We propose two class-discriminative based network compression techniques, class-discriminative pruning and class-discriminative distillation which fits seamlessly with the class-discriminative training goal.
We have tested our codes with the following setups:
python==3.6.5
tensorflow==1.14.0
numpy==1.16.0
Training an original full-size model can be conducted by:
python3 model_training.py
This experiment is fully controlled by the hyper-parameters specified in the file ResNet_hyperparams_training.py.
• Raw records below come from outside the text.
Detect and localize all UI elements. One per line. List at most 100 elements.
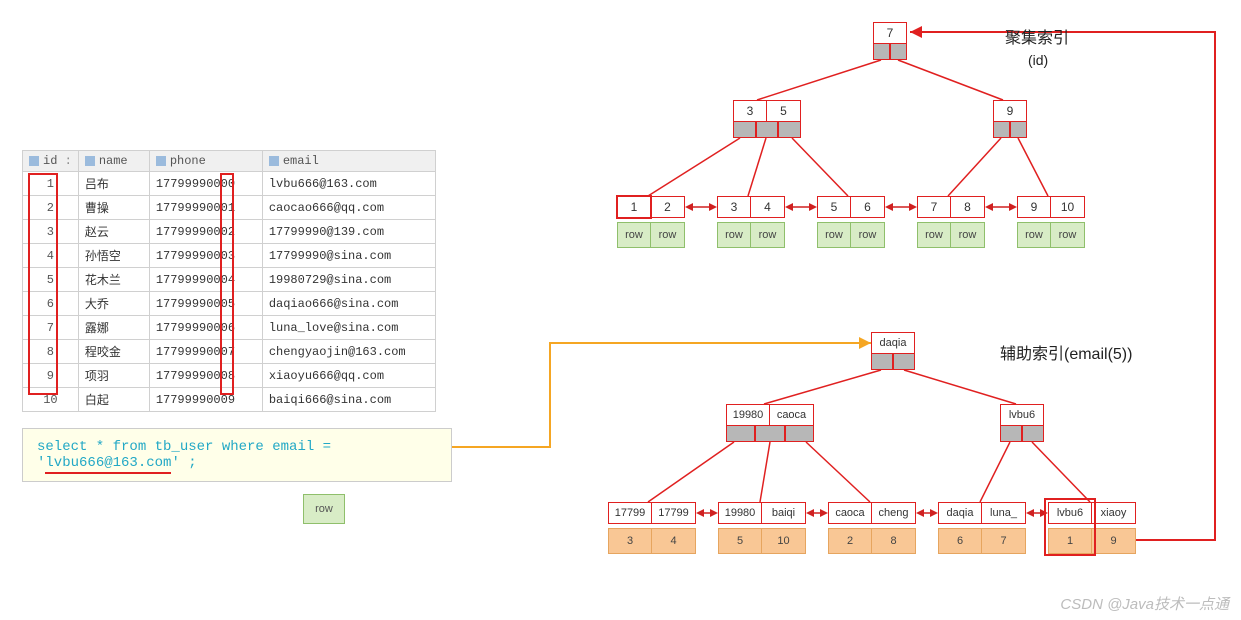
clustered-mid-1: 9 — [993, 100, 1027, 122]
label-clustered-index: 聚集索引 — [1005, 24, 1069, 48]
node-key: lvbu6 — [1000, 404, 1044, 426]
clustered-leaf-3: 78 — [917, 196, 985, 218]
leaf-data: rowrow — [717, 222, 785, 248]
leaf-value: row — [617, 222, 651, 248]
node-pointers — [733, 122, 801, 138]
sql-text-suffix: ' ; — [171, 455, 196, 471]
leaf-key: 19980 — [718, 502, 762, 524]
node-pointers — [726, 426, 814, 442]
cell: xiaoyu666@qq.com — [262, 364, 435, 388]
leaf-data: rowrow — [1017, 222, 1085, 248]
leaf-key: 6 — [851, 196, 885, 218]
cell: 17799990005 — [149, 292, 262, 316]
row-legend-label: row — [315, 503, 333, 515]
leaf-value: row — [917, 222, 951, 248]
secondary-leaf-4: lvbu6xiaoy — [1048, 502, 1136, 524]
cell: baiqi666@sina.com — [262, 388, 435, 412]
cell: 9 — [23, 364, 79, 388]
clustered-root: 7 — [873, 22, 907, 44]
cell: 17799990006 — [149, 316, 262, 340]
cell: 7 — [23, 316, 79, 340]
secondary-mid-0: 19980caoca — [726, 404, 814, 426]
table-row: 9项羽17799990008xiaoyu666@qq.com — [23, 364, 436, 388]
node-key: caoca — [770, 404, 814, 426]
cell: 5 — [23, 268, 79, 292]
leaf-data: 19 — [1048, 528, 1136, 554]
leaf-value: row — [717, 222, 751, 248]
cell: chengyaojin@163.com — [262, 340, 435, 364]
node-pointers — [871, 354, 915, 370]
leaf-data: 510 — [718, 528, 806, 554]
node-pointers — [1000, 426, 1044, 442]
col-header-name: name — [78, 151, 149, 172]
node-key: 7 — [873, 22, 907, 44]
clustered-leaf-2: 56 — [817, 196, 885, 218]
leaf-key: 3 — [717, 196, 751, 218]
leaf-key: 9 — [1017, 196, 1051, 218]
cell: 17799990008 — [149, 364, 262, 388]
leaf-value: row — [1051, 222, 1085, 248]
cell: 程咬金 — [78, 340, 149, 364]
leaf-value: 5 — [718, 528, 762, 554]
node-key: 9 — [993, 100, 1027, 122]
leaf-key: 2 — [651, 196, 685, 218]
leaf-key: lvbu6 — [1048, 502, 1092, 524]
cell: lvbu666@163.com — [262, 172, 435, 196]
table-row: 8程咬金17799990007chengyaojin@163.com — [23, 340, 436, 364]
leaf-key: daqia — [938, 502, 982, 524]
secondary-root: daqia — [871, 332, 915, 354]
secondary-leaf-2: caocacheng — [828, 502, 916, 524]
leaf-value: 9 — [1092, 528, 1136, 554]
sql-text-value: lvbu666@163.com — [45, 455, 171, 474]
cell: 19980729@sina.com — [262, 268, 435, 292]
leaf-key: 8 — [951, 196, 985, 218]
leaf-key: 4 — [751, 196, 785, 218]
node-key: 5 — [767, 100, 801, 122]
cell: 大乔 — [78, 292, 149, 316]
cell: luna_love@sina.com — [262, 316, 435, 340]
leaf-value: 3 — [608, 528, 652, 554]
leaf-value: 10 — [762, 528, 806, 554]
cell: 17799990003 — [149, 244, 262, 268]
label-clustered-id: (id) — [1028, 52, 1048, 68]
watermark: CSDN @Java技术一点通 — [1060, 593, 1229, 614]
clustered-mid-0: 35 — [733, 100, 801, 122]
cell: daqiao666@sina.com — [262, 292, 435, 316]
cell: 6 — [23, 292, 79, 316]
node-pointers — [873, 44, 907, 60]
node-key: 19980 — [726, 404, 770, 426]
leaf-key: 1 — [617, 196, 651, 218]
cell: 17799990001 — [149, 196, 262, 220]
leaf-data: rowrow — [617, 222, 685, 248]
cell: 17799990@sina.com — [262, 244, 435, 268]
cell: 3 — [23, 220, 79, 244]
leaf-data: rowrow — [817, 222, 885, 248]
sql-query-box: select * from tb_user where email = 'lvb… — [22, 428, 452, 482]
cell: 曹操 — [78, 196, 149, 220]
leaf-value: 2 — [828, 528, 872, 554]
leaf-key: 10 — [1051, 196, 1085, 218]
secondary-leaf-1: 19980baiqi — [718, 502, 806, 524]
clustered-leaf-4: 910 — [1017, 196, 1085, 218]
cell: 孙悟空 — [78, 244, 149, 268]
table-row: 10白起17799990009baiqi666@sina.com — [23, 388, 436, 412]
leaf-value: row — [951, 222, 985, 248]
table-row: 5花木兰1779999000419980729@sina.com — [23, 268, 436, 292]
table-row: 3赵云1779999000217799990@139.com — [23, 220, 436, 244]
leaf-value: 7 — [982, 528, 1026, 554]
cell: 17799990000 — [149, 172, 262, 196]
cell: 赵云 — [78, 220, 149, 244]
cell: 17799990007 — [149, 340, 262, 364]
cell: 17799990009 — [149, 388, 262, 412]
leaf-key: 7 — [917, 196, 951, 218]
cell: 露娜 — [78, 316, 149, 340]
cell: 项羽 — [78, 364, 149, 388]
leaf-data: rowrow — [917, 222, 985, 248]
leaf-key: 5 — [817, 196, 851, 218]
clustered-leaf-0: 12 — [617, 196, 685, 218]
table-row: 1吕布17799990000lvbu666@163.com — [23, 172, 436, 196]
leaf-data: 28 — [828, 528, 916, 554]
row-legend: row — [303, 494, 345, 524]
leaf-key: caoca — [828, 502, 872, 524]
cell: 4 — [23, 244, 79, 268]
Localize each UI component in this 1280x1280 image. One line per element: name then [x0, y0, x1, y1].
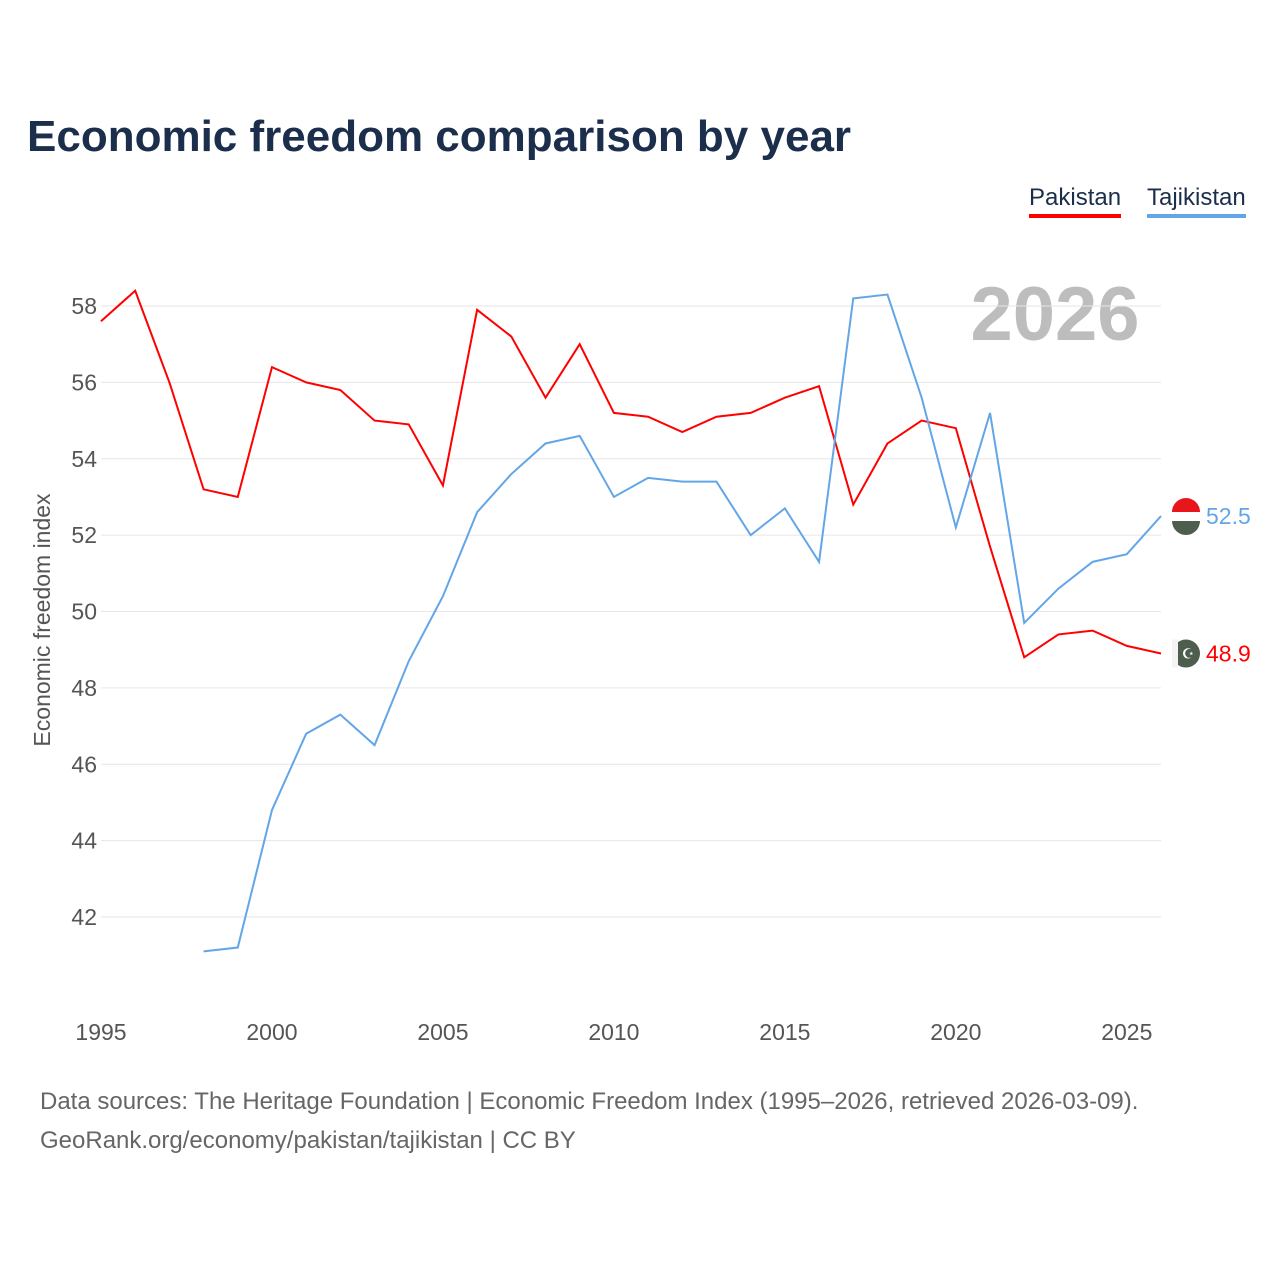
x-tick-label: 2015 [759, 1019, 810, 1045]
x-tick-label: 2010 [588, 1019, 639, 1045]
x-tick-label: 2025 [1101, 1019, 1152, 1045]
y-tick-label: 54 [71, 446, 97, 472]
y-tick-label: 58 [71, 293, 97, 319]
flag-icon-pakistan: ☪ [1172, 639, 1200, 668]
y-tick-label: 52 [71, 522, 97, 548]
year-watermark: 2026 [970, 272, 1139, 357]
x-tick-label: 2000 [246, 1019, 297, 1045]
y-tick-label: 42 [71, 904, 97, 930]
x-tick-label: 2005 [417, 1019, 468, 1045]
end-value-label: 48.9 [1206, 641, 1251, 667]
y-tick-label: 56 [71, 369, 97, 395]
y-tick-label: 44 [71, 828, 97, 854]
legend-item-tajikistan[interactable]: Tajikistan [1147, 184, 1246, 218]
footer-link[interactable]: GeoRank.org/economy/pakistan/tajikistan … [40, 1127, 576, 1154]
y-tick-label: 50 [71, 599, 97, 625]
end-value-label: 52.5 [1206, 503, 1251, 529]
y-tick-label: 48 [71, 675, 97, 701]
flag-icon-tajikistan [1172, 498, 1200, 536]
y-tick-label: 46 [71, 751, 97, 777]
legend-item-pakistan[interactable]: Pakistan [1029, 184, 1122, 218]
x-tick-label: 1995 [75, 1019, 126, 1045]
x-tick-label: 2020 [930, 1019, 981, 1045]
y-axis-label: Economic freedom index [29, 493, 55, 747]
chart-title: Economic freedom comparison by year [27, 112, 852, 161]
svg-text:☪: ☪ [1182, 646, 1195, 662]
series-line-tajikistan[interactable] [203, 293, 1162, 953]
series-line-pakistan[interactable] [100, 289, 1162, 659]
footer-sources: Data sources: The Heritage Foundation | … [40, 1088, 1139, 1115]
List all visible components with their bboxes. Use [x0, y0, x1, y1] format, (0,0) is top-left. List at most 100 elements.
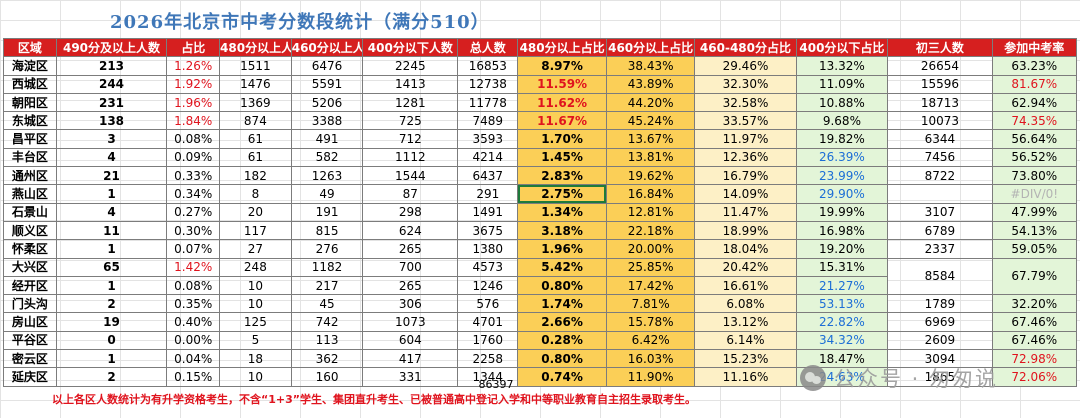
data-cell[interactable]: 0.08%: [166, 275, 221, 296]
district-cell[interactable]: 顺义区: [3, 220, 57, 241]
district-cell[interactable]: 怀柔区: [3, 239, 57, 259]
data-cell[interactable]: 2.83%: [517, 166, 607, 186]
data-cell[interactable]: 10: [219, 367, 292, 387]
district-cell[interactable]: 昌平区: [3, 129, 57, 149]
data-cell[interactable]: 14.09%: [694, 184, 797, 204]
data-cell[interactable]: 62.94%: [991, 92, 1078, 113]
data-cell[interactable]: 1789: [887, 294, 993, 314]
data-cell[interactable]: 1491: [457, 202, 519, 222]
data-cell[interactable]: 1: [55, 239, 168, 259]
data-cell[interactable]: 3.18%: [517, 220, 607, 241]
data-cell[interactable]: 3107: [887, 202, 993, 222]
data-cell[interactable]: 1865: [887, 367, 993, 387]
data-cell[interactable]: 624: [362, 220, 459, 241]
data-cell[interactable]: 26.39%: [795, 147, 889, 168]
data-cell[interactable]: 0.09%: [166, 147, 221, 168]
data-cell[interactable]: 1.34%: [517, 202, 607, 222]
data-cell[interactable]: 21.27%: [795, 275, 889, 296]
data-cell[interactable]: 67.79%: [991, 257, 1078, 296]
data-cell[interactable]: 10: [219, 275, 292, 296]
data-cell[interactable]: 45.24%: [605, 111, 696, 131]
column-header[interactable]: 总人数: [457, 37, 519, 58]
data-cell[interactable]: 16.61%: [694, 275, 797, 296]
data-cell[interactable]: 1: [55, 184, 168, 204]
data-cell[interactable]: 191: [290, 202, 364, 222]
column-header[interactable]: 区域: [3, 37, 57, 58]
column-header[interactable]: 参加中考率: [991, 37, 1078, 58]
data-cell[interactable]: 7456: [887, 147, 993, 168]
data-cell[interactable]: 1760: [457, 330, 519, 351]
data-cell[interactable]: 6789: [887, 220, 993, 241]
data-cell[interactable]: 20: [219, 202, 292, 222]
district-cell[interactable]: 东城区: [3, 111, 57, 131]
district-cell[interactable]: 石景山: [3, 202, 57, 222]
data-cell[interactable]: 29.46%: [694, 56, 797, 76]
data-cell[interactable]: 56.52%: [991, 147, 1078, 168]
data-cell[interactable]: 4701: [457, 312, 519, 332]
data-cell[interactable]: 61: [219, 147, 292, 168]
data-cell[interactable]: 38.43%: [605, 56, 696, 76]
data-cell[interactable]: 582: [290, 147, 364, 168]
column-header[interactable]: 占比: [166, 37, 221, 58]
data-cell[interactable]: 21: [55, 166, 168, 186]
data-cell[interactable]: 12.36%: [694, 147, 797, 168]
data-cell[interactable]: 742: [290, 312, 364, 332]
data-cell[interactable]: 117: [219, 220, 292, 241]
data-cell[interactable]: 1112: [362, 147, 459, 168]
district-cell[interactable]: 朝阳区: [3, 92, 57, 113]
data-cell[interactable]: 56.64%: [991, 129, 1078, 149]
data-cell[interactable]: 1182: [290, 257, 364, 277]
column-header[interactable]: 460-480分占比: [694, 37, 797, 58]
data-cell[interactable]: 17.42%: [605, 275, 696, 296]
data-cell[interactable]: 0.08%: [166, 129, 221, 149]
data-cell[interactable]: 248: [219, 257, 292, 277]
data-cell[interactable]: 1.70%: [517, 129, 607, 149]
data-cell[interactable]: 125: [219, 312, 292, 332]
data-cell[interactable]: 18713: [887, 92, 993, 113]
data-cell[interactable]: 16.03%: [605, 349, 696, 369]
data-cell[interactable]: 16853: [457, 56, 519, 76]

By default, it will train a ResNet-56 on CIFAR-100 from scratch.
With the full-size model file (referred as trained_ResNet_ckpt.pkl here) saved from the above training from scratch experiment, we can perform class-discriminative pruning by:
python3 model_CDC_pruning.py \
--model=trained_ResNet_ckpt.pkl
The hyper-parameter setting of this experiment is fully specified in the file of ResNet_hyperparams_CDC_pruning.py.
By default, we use Generalized Symmetric Divergennce as the channel pruning function to obtain the channel's discriminative score.
Moreover, we employ hierarchical pruning mechanism where the front layers are pruned by fine labels and the rear layers use coarse labels.
This hierarchy is spcified by the file ./CIFAR_100_Coarse_Label/cifar100_coarse_ytr_confusion_matrix_spectral_clustering.npy.
With the teacher file (referred as trained_ResNet_ckpt.pkl) saved from training scratch and pruned model file (referred as pruned_ResNet_ckpt.pkl) saved from the CDC pruning experiment, we can retrain the compressed model with class-discriminative distillation by:
python3 model_CDC_distillation.py \
--teacher_model=trained_ResNet_ckpt.pkl \
--model=pruned_ResNet_ckpt.pkl
The hyper-parameter setting of this experiment is fully specified in the file of ResNet_hyperparams_CDC_distillation.py.
We use DCA-based intermediate distillation where the coarse label is used to learn the DCA subspace.
The final output is a CDC-compressed ResNet-56 on CIFAR-100.